Cemal, adı gibi güzel bir adamdı. İyi bir insan, sadık bir dost ve temiz bir kalbe sahipti. Sözünde ve amelinde samimi, kelimeleri ve kalemiyle eleştirirken dahî içten davranır, coğrafyamızın kaygılarını ise kalbinde ve aklında taşırdı.

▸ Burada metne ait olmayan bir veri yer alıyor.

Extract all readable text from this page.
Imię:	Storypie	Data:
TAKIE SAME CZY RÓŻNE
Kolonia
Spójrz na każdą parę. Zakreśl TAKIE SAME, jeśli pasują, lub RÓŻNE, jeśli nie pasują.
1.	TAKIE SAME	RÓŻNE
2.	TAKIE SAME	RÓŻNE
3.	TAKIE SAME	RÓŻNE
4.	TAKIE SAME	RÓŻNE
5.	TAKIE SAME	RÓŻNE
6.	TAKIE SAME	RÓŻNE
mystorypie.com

Cemal, adı gibi güzel bir adamdı. İyi bir insan, sadık bir dost ve temiz bir kalbe sahipti. Sözünde ve amelinde samimi, kelimeleri ve kalemiyle eleştirirken dahî içten davranır, coğrafyamızın kaygılarını ise kalbinde ve aklında taşırdı.
Masum bir gülüşü, neşeli bir vechi ve dürüst bir yapısı vardı. Konuşmaya başlayınca kibar ve dikkatlice konuşur ve karşısındakini ciddi ve anlayışlı bir şekilde pürdikkat dinlerdi. Damarlarında dolaşan atalarının coşkusu tüm haline yansırdı.
Cemal özgür bir gazeteciydi. İşinde profesyoneldi. Titizlikle ve ciddi bir şekilde işlerine sarılırdı. Arap âleminde gazetecilik yapmanın zorluklarının ve tehlikelerinin bilincindeydi. “Gazetecilik, ideolojisi olmayanların mesleğidir” derdi.
Vatansever biriydi. Kendisinde ihlâsı, vefayı ve doğruluğu mezceden nadir bir şahsiyetti. Mütevazı, kibar ve saygılı biri idi. Kardeş ve dost canlısıydı. Çocuksu ve munis bir kalbe sahipti. O hür düşüncenin kalesiydi.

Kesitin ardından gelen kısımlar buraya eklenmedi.